Creating excitement — or “buzz” in marketing lingo — about products or services is a matter of survival in a competitive market — especially when most consumers are spending only on essentials until the economy shows signs of recovery and stability.
Buzz describes the positive word-of-mouth marketing or hype among consumers that often precedes the release of a much-anticipated product. Real-time, portable communications technology facilitates the building of buzz by allowing rapid exchanges of information among large numbers of people.
Even though buzz can spread like a contagion, it needs a point of origin and a carefully crafted plan for dissemination. Creating buzz requires time, energy and innovation.
Buying or using a service is part of a social process. Entrepreneurs who understand that customers belong to networks or market niches can efficiently use these links to spread the word about their products or services.
Creating buzz turns a message into action and action into profit — but only as long as the business lives up to its hype. There has to be a benefit and value to the customer in order for the buzz to keep building and stay positive.

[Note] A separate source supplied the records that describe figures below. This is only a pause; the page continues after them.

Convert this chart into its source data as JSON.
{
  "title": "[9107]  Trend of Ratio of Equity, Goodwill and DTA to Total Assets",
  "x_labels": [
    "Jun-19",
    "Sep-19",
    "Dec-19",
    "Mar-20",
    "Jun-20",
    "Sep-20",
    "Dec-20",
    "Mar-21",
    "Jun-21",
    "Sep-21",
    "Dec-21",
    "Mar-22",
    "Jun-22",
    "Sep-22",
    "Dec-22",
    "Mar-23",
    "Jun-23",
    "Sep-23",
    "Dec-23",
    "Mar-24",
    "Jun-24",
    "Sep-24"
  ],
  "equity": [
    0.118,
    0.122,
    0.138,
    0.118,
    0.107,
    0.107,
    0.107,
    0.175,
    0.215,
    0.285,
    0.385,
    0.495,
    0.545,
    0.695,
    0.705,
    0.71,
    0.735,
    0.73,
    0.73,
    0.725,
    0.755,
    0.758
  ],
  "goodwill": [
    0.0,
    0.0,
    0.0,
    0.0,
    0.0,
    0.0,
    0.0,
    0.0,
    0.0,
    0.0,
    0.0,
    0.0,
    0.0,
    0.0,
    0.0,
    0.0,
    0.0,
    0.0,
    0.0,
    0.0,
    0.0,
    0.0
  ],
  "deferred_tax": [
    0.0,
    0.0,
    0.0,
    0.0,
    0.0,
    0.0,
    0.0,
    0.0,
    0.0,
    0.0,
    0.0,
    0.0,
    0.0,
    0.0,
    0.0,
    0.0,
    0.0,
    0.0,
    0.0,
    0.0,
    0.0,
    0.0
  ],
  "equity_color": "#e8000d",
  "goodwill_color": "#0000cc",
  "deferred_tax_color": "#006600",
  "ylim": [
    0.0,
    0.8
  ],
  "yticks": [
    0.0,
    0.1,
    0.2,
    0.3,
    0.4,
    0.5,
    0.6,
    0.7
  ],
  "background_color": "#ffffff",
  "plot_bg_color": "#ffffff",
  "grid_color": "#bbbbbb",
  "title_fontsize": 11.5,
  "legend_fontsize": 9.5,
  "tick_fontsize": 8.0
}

Even businesses that have been around for years can lose customers to competitors who offer something new or treat customers better. The most successful businesses invest time thinking of distinctive ways to keep customers and attract new ones. Knowing customers’ needs and fulfilling them are the best ways a business can get customers to start discussing a business or product.
Sales trainers say the first seven seconds are critical in any 60-second pitch of a product or service; the theory is that after seven seconds, an audience’s attention wanders if it hasn’t been captured. Planning is required to come up with the right words for a simple statement that connects with the business’s mission and motivates people to buy — and talk about — the product. One idea at a time is the most a target market will remember.
Brainstorming sessions are a way to encourage creativity and can generate a surprising number of ideas. Imagining a new product or service is a challenge, but it makes a business stand out among its peers.
All employees should be trained for a business’s marketing campaign so they can help promote the business or product during their working hours — and even at social gatherings and business meetings. Buzz isn’t built unless everyone feels excited about the product or service being offered.
To evaluate the success of a buzz campaign, a business can use one of the many metric tools and services on the market that help measure how far and wide a message has spread.